Recall rate and performance
PGVector versions earlier than 0.5.0 used IVFFlat indexes. IVFFlat indexes can be built quickly and improve query performance compared to an unindexed search. However, their recall rate is moderate and they consume some memory. The newer HNSW index offers a better recall rate and higher performance, but it takes longer to build and uses more memory. When you use vector indexes to query vector data, you often need to balance performance and recall rate. This section describes how to configure index parameters for both methods to improve the recall rate.
- HNSW
  m: The number of bidirectional links (or paths) between each index element. The default value is 16. The valid range is 2 to 100. A higher value increases the recall rate but also significantly increases the index build time and may negatively affect query performance.
  ef_construction: The number of nearest neighbors to check when adding an element to the index. The default value is 64. The valid range is 4 to 100. Increasing this value improves the recall rate but increases the index build time. This value must be at least twice the value of m.
```
CREATE TABLE vecs (id int PRIMARY KEY, embedding vector(1536));
CREATE INDEX ON vecs USING hnsw(embedding vector_l2_ops) WITH (m=16, ef_construction=64);
```
  Specify the operator class for the HNSW index. For example, to use cosine similarity for an HNSW index, run the following command:
```
CREATE INDEX ON vecs USING hnsw(embedding vector_cosine_ops);
```
  To optimize build time, start with the default index build configuration items. If the recall rate for your dataset does not meet your expectations, first increase the ef_construction value, and then adjust the m value. You can increase the query recall rate by setting a larger hnsw.ef_search value. For example, you can set it to 100. A larger value usually results in a higher recall rate.
- IVFFlat
  lists: The number of cluster centroids for the vectors in the PGVector sampling table.
```
CREATE INDEX ON vecs USING ivfflat(embedding) WITH (lists=100);
```

For more information about indexes and other parameters, see the README file in the open source code repository.

Examples

Create the extension.
```
CREATE EXTENSION vector;
```
Create a table.
```
CREATE TABLE t (val vector(3));
```

Insert data.

INSERT INTO t (val) VALUES ('[0,0,0]'), ('[1,2,3]'), ('[1,1,1]'), (NULL);

Create a vector index.

CREATE INDEX ON t USING ivfflat (val vector_ip_ops) WITH (lists = 1);

Calculate approximate vectors.
```
SELECT * FROM t ORDER BY val <#> '[3,3,3]';
```
The following result is returned:
```
   val
---------
 [1,2,3]
 [1,1,1]
 [0,0,0]
(3 rows)
```
Note
- val vector_ip_ops indicates that an index is created on the `val` column.

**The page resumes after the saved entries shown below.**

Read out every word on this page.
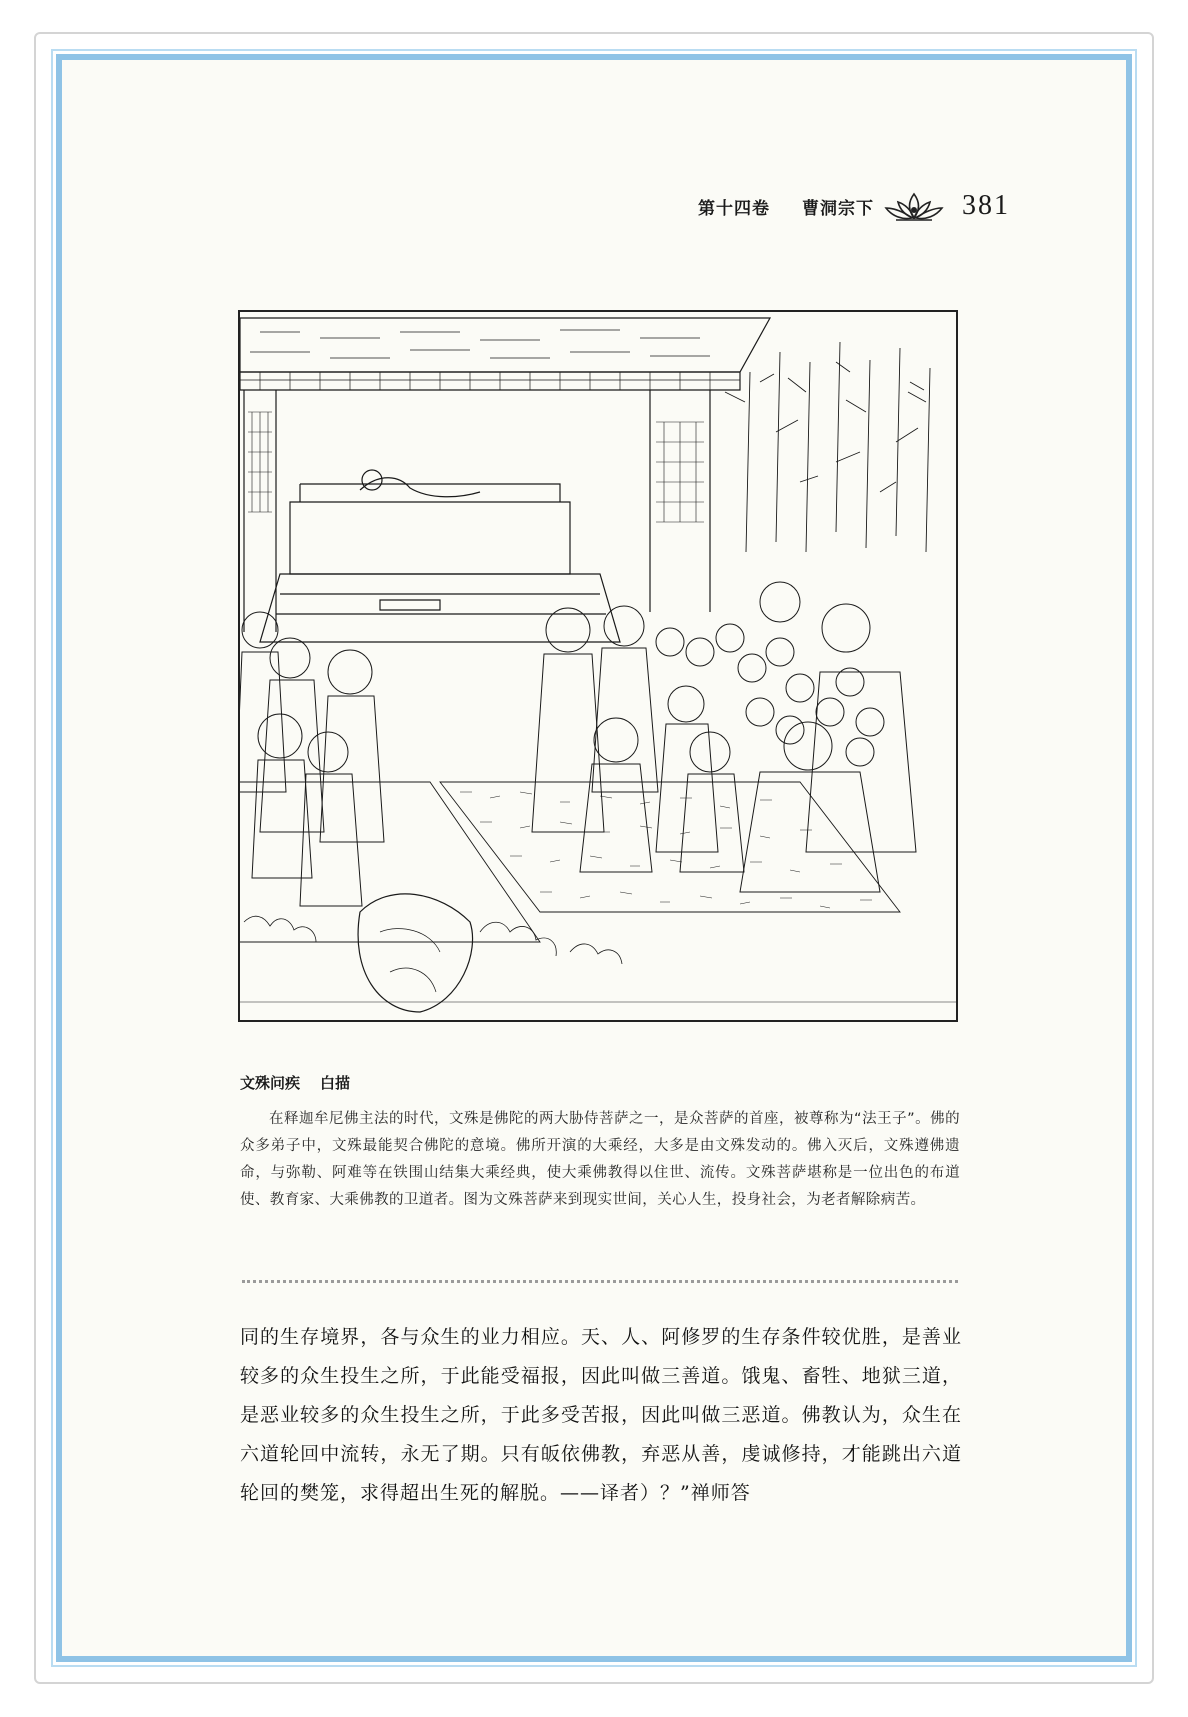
第十四卷 曹洞宗下	381
文殊问疾 白描

在释迦牟尼佛主法的时代，文殊是佛陀的两大胁侍菩萨之一，是众菩萨的首座，被尊称为“法王子”。佛的众多弟子中，文殊最能契合佛陀的意境。佛所开演的大乘经，大多是由文殊发动的。佛入灭后，文殊遵佛遗命，与弥勒、阿难等在铁围山结集大乘经典，使大乘佛教得以住世、流传。文殊菩萨堪称是一位出色的布道使、教育家、大乘佛教的卫道者。图为文殊菩萨来到现实世间，关心人生，投身社会，为老者解除病苦。

同的生存境界，各与众生的业力相应。天、人、阿修罗的生存条件较优胜，是善业较多的众生投生之所，于此能受福报，因此叫做三善道。饿鬼、畜牲、地狱三道，是恶业较多的众生投生之所，于此多受苦报，因此叫做三恶道。佛教认为，众生在六道轮回中流转，永无了期。只有皈依佛教，弃恶从善，虔诚修持，才能跳出六道轮回的樊笼，求得超出生死的解脱。——译者）？”禅师答
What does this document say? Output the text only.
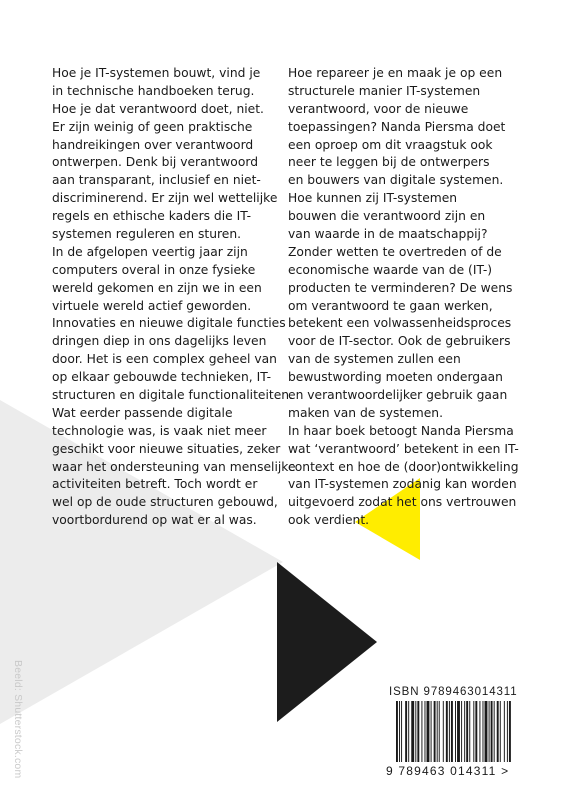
Hoe je IT-systemen bouwt, vind je
in technische handboeken terug.
Hoe je dat verantwoord doet, niet.
Er zijn weinig of geen praktische
handreikingen over verantwoord
ontwerpen. Denk bij verantwoord
aan transparant, inclusief en niet-
discriminerend. Er zijn wel wettelijke
regels en ethische kaders die IT-
systemen reguleren en sturen.
In de afgelopen veertig jaar zijn
computers overal in onze fysieke
wereld gekomen en zijn we in een
virtuele wereld actief geworden.
Innovaties en nieuwe digitale functies
dringen diep in ons dagelijks leven
door. Het is een complex geheel van
op elkaar gebouwde technieken, IT-
structuren en digitale functionaliteiten.
Wat eerder passende digitale
technologie was, is vaak niet meer
geschikt voor nieuwe situaties, zeker
waar het ondersteuning van menselijke
activiteiten betreft. Toch wordt er
wel op de oude structuren gebouwd,
voortbordurend op wat er al was.
Hoe repareer je en maak je op een
structurele manier IT-systemen
verantwoord, voor de nieuwe
toepassingen? Nanda Piersma doet
een oproep om dit vraagstuk ook
neer te leggen bij de ontwerpers
en bouwers van digitale systemen.
Hoe kunnen zij IT-systemen
bouwen die verantwoord zijn en
van waarde in de maatschappij?
Zonder wetten te overtreden of de
economische waarde van de (IT-)
producten te verminderen? De wens
om verantwoord te gaan werken,
betekent een volwassenheidsproces
voor de IT-sector. Ook de gebruikers
van de systemen zullen een
bewustwording moeten ondergaan
en verantwoordelijker gebruik gaan
maken van de systemen.
In haar boek betoogt Nanda Piersma
wat ‘verantwoord’ betekent in een IT-
context en hoe de (door)ontwikkeling
van IT-systemen zodanig kan worden
uitgevoerd zodat het ons vertrouwen
ook verdient.
Beeld: Shutterstock.com	ISBN 9789463014311
9 789463 014311 >
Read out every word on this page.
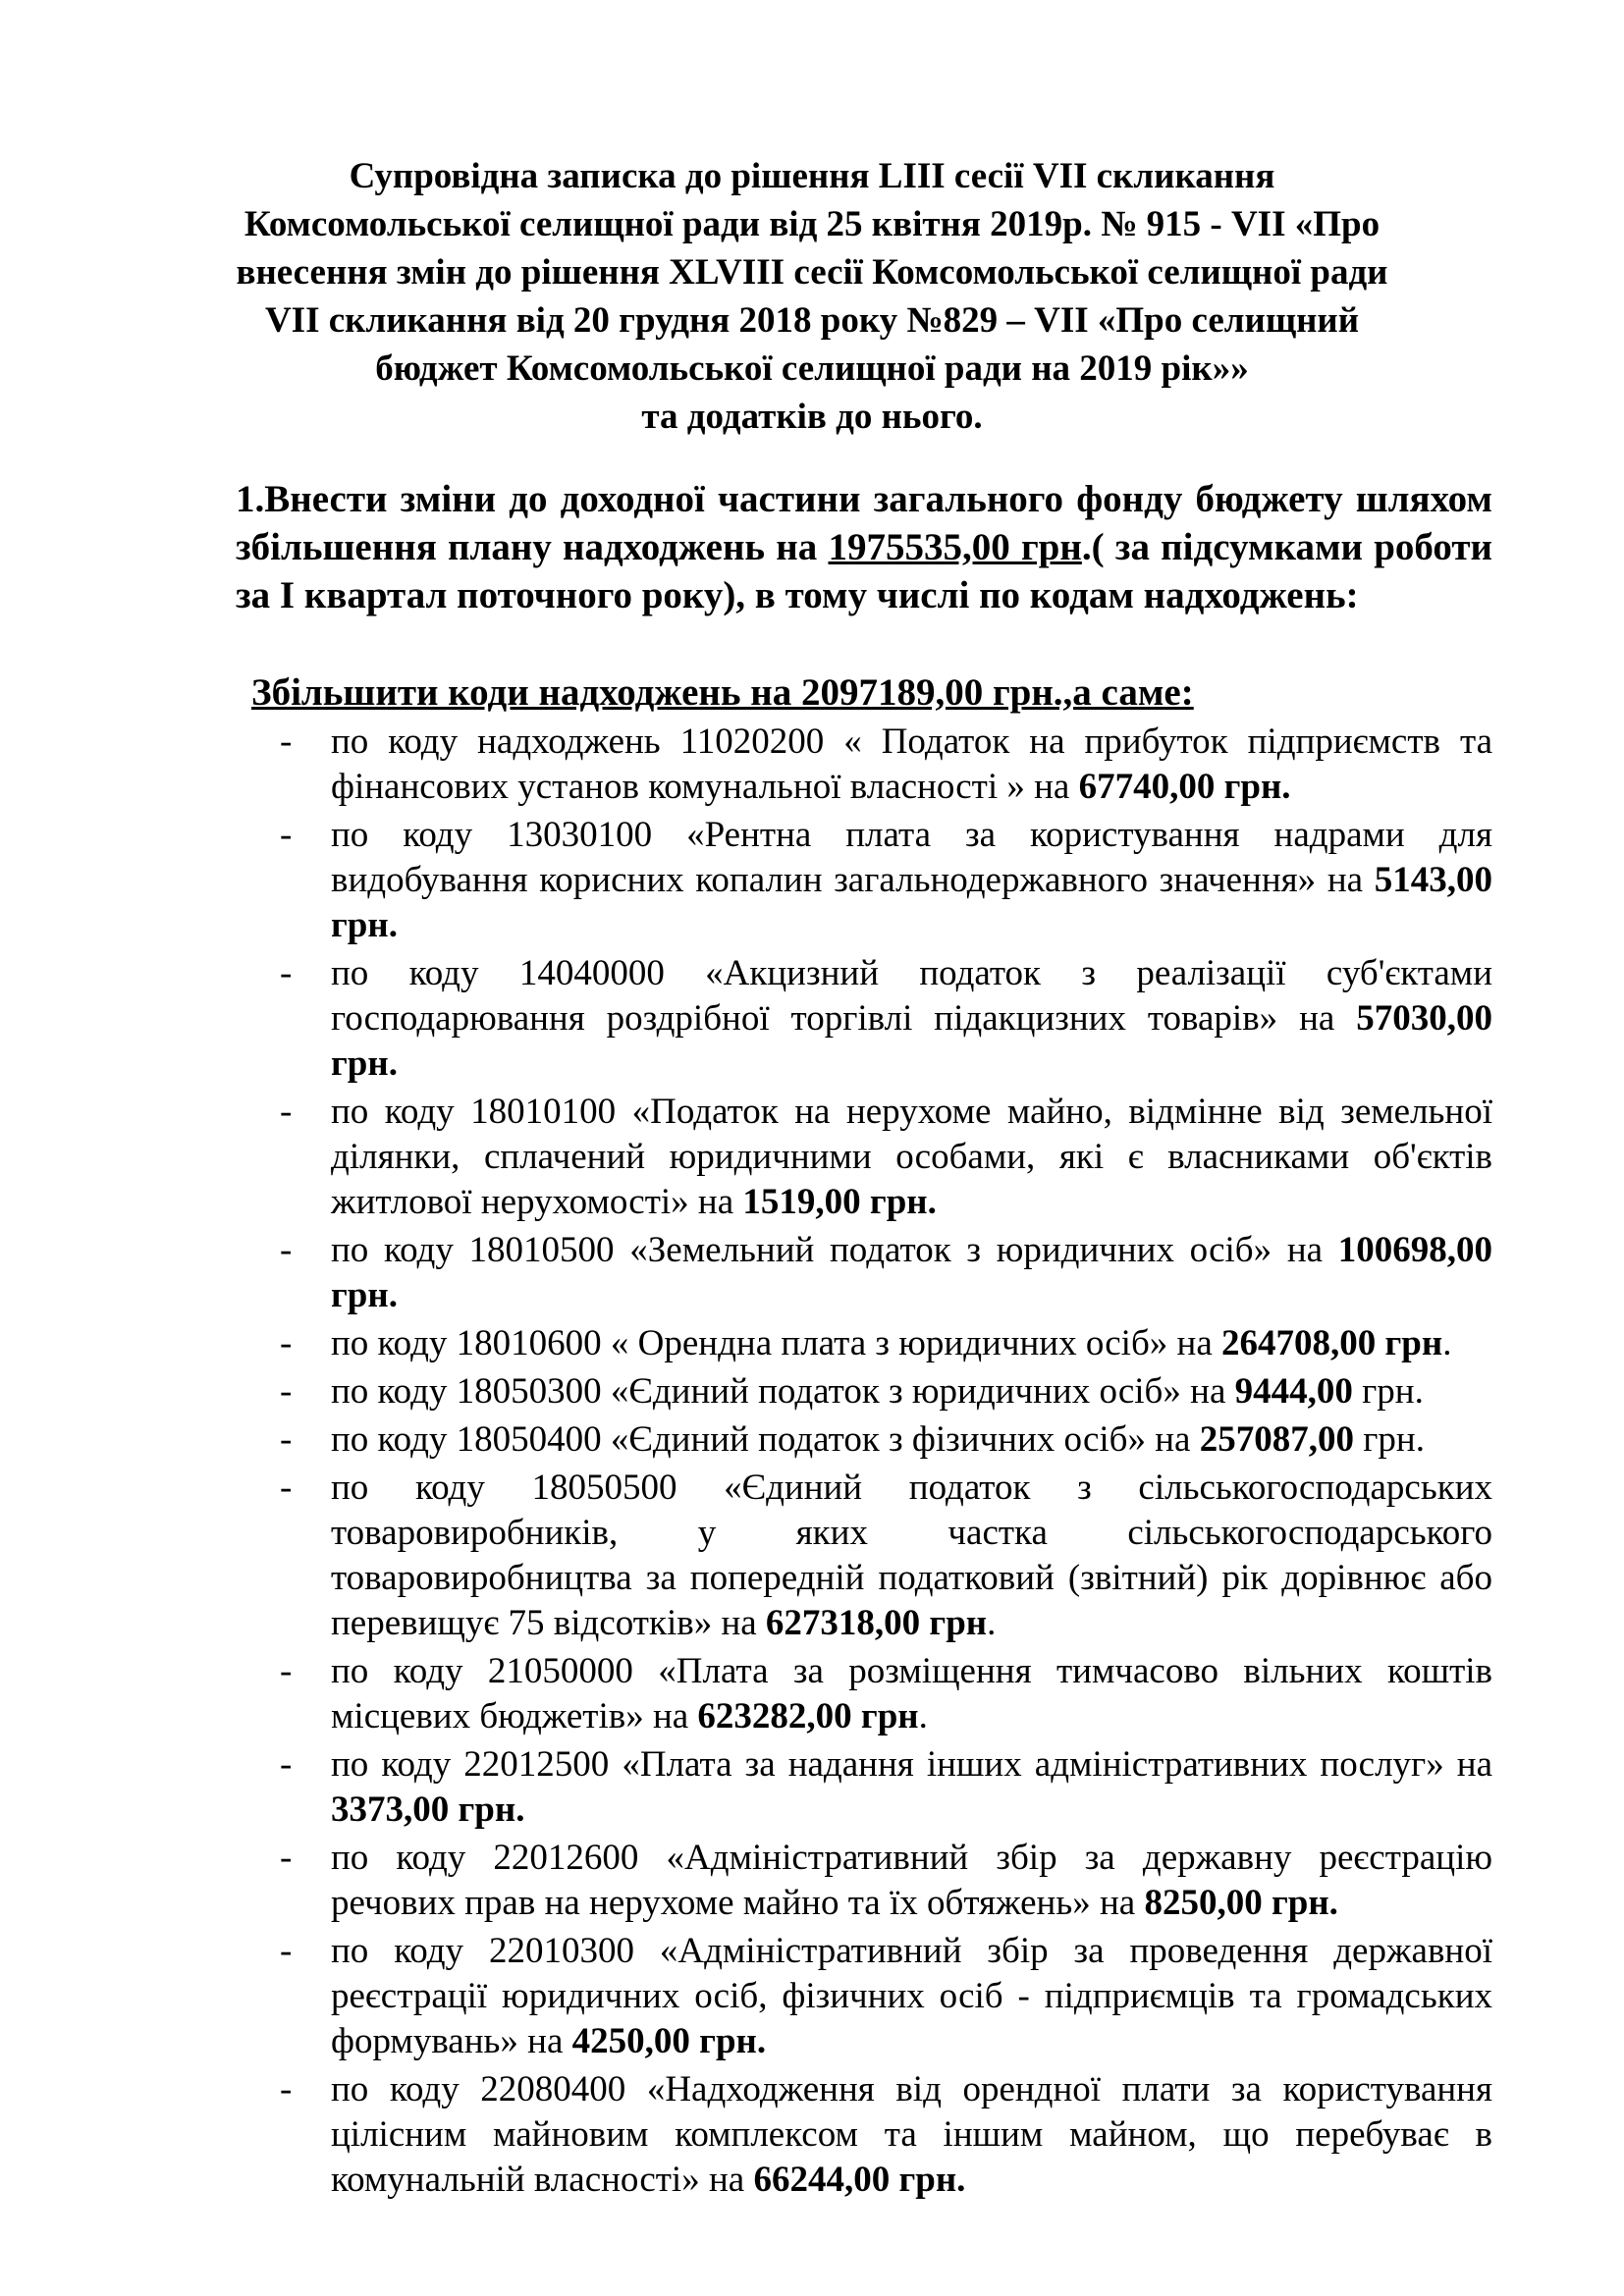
Супровідна записка до рішення LIII сесії VII скликання
Комсомольської селищної ради від 25 квітня 2019р. № 915 - VII «Про
внесення змін до рішення XLVIII сесії Комсомольської селищної ради
VII скликання від 20 грудня 2018 року №829 – VII «Про селищний
бюджет Комсомольської селищної ради на 2019 рік»»
та додатків до нього.

1.Внести зміни до доходної частини загального фонду бюджету шляхом збільшення плану надходжень на 1975535,00 грн.( за підсумками роботи за І квартал поточного року), в тому числі по кодам надходжень:

Збільшити коди надходжень на 2097189,00 грн.,а саме:
- по коду надходжень 11020200 « Податок на прибуток підприємств та фінансових установ комунальної власності » на 67740,00 грн.
- по коду 13030100 «Рентна плата за користування надрами для видобування корисних копалин загальнодержавного значення» на 5143,00 грн.
- по коду 14040000 «Акцизний податок з реалізації суб'єктами господарювання роздрібної торгівлі підакцизних товарів» на 57030,00 грн.
- по коду 18010100 «Податок на нерухоме майно, відмінне від земельної ділянки, сплачений юридичними особами, які є власниками об'єктів житлової нерухомості» на 1519,00 грн.
- по коду 18010500 «Земельний податок з юридичних осіб» на 100698,00 грн.
- по коду 18010600 « Орендна плата з юридичних осіб» на 264708,00 грн.
- по коду 18050300 «Єдиний податок з юридичних осіб» на 9444,00 грн.
- по коду 18050400 «Єдиний податок з фізичних осіб» на 257087,00 грн.
- по коду 18050500 «Єдиний податок з сільськогосподарських товаровиробників, у яких частка сільськогосподарського товаровиробництва за попередній податковий (звітний) рік дорівнює або перевищує 75 відсотків» на 627318,00 грн.
- по коду 21050000 «Плата за розміщення тимчасово вільних коштів місцевих бюджетів» на 623282,00 грн.
- по коду 22012500 «Плата за надання інших адміністративних послуг» на 3373,00 грн.
- по коду 22012600 «Адміністративний збір за державну реєстрацію речових прав на нерухоме майно та їх обтяжень» на 8250,00 грн.
- по коду 22010300 «Адміністративний збір за проведення державної реєстрації юридичних осіб, фізичних осіб - підприємців та громадських формувань» на 4250,00 грн.
- по коду 22080400 «Надходження від орендної плати за користування цілісним майновим комплексом та іншим майном, що перебуває в комунальній власності» на 66244,00 грн.
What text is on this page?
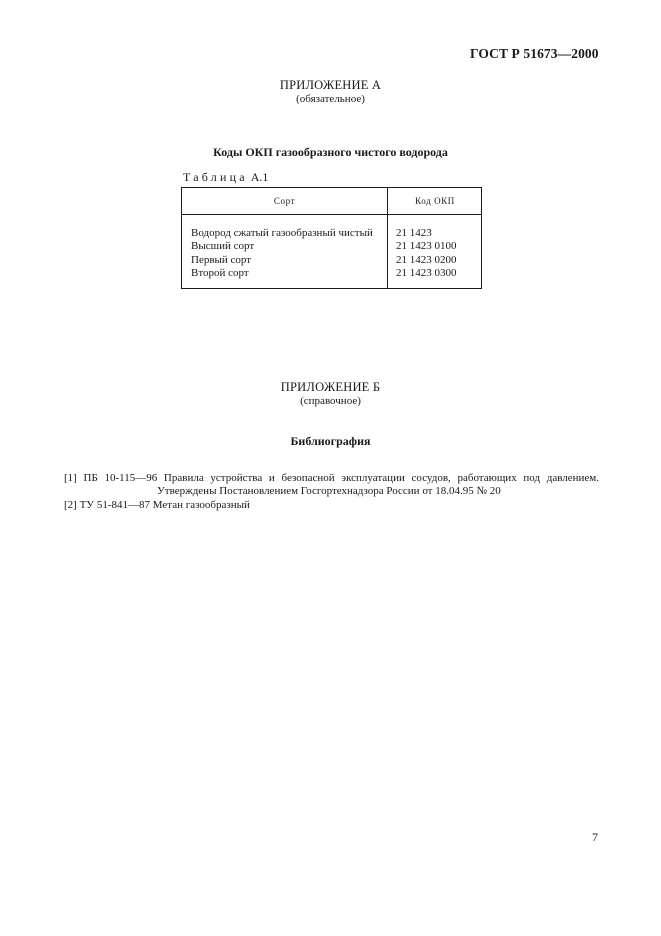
ГОСТ Р 51673—2000
ПРИЛОЖЕНИЕ А
(обязательное)
Коды ОКП газообразного чистого водорода
Таблица А.1
Сорт	Код ОКП
Водород сжатый газообразный чистый
Высший сорт
Первый сорт
Второй сорт
21 1423
21 1423 0100
21 1423 0200
21 1423 0300
ПРИЛОЖЕНИЕ Б
(справочное)
Библиография
[1] ПБ 10-115—96 Правила устройства и безопасной эксплуатации сосудов, работающих под давлением.
Утверждены Постановлением Госгортехнадзора России от 18.04.95 № 20
[2] ТУ 51-841—87 Метан газообразный
7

The vector_ip_ops vector operator from PolarDB for PostgreSQL (Compatible with Oracle) calculates the similarity between vectors. This operator supports calculations such as dot product, cosine similarity, and Euclidean distance.
- WITH (lists = 1) specifies that the number of partitions is 1. This means all vectors are assigned to the same partition. In a real-world application, you should adjust the number of partitions based on your data volume and query performance requirements.

References

To obtain vector embeddings, you can use text embedding models that are available for the Chinese mainland and international regions.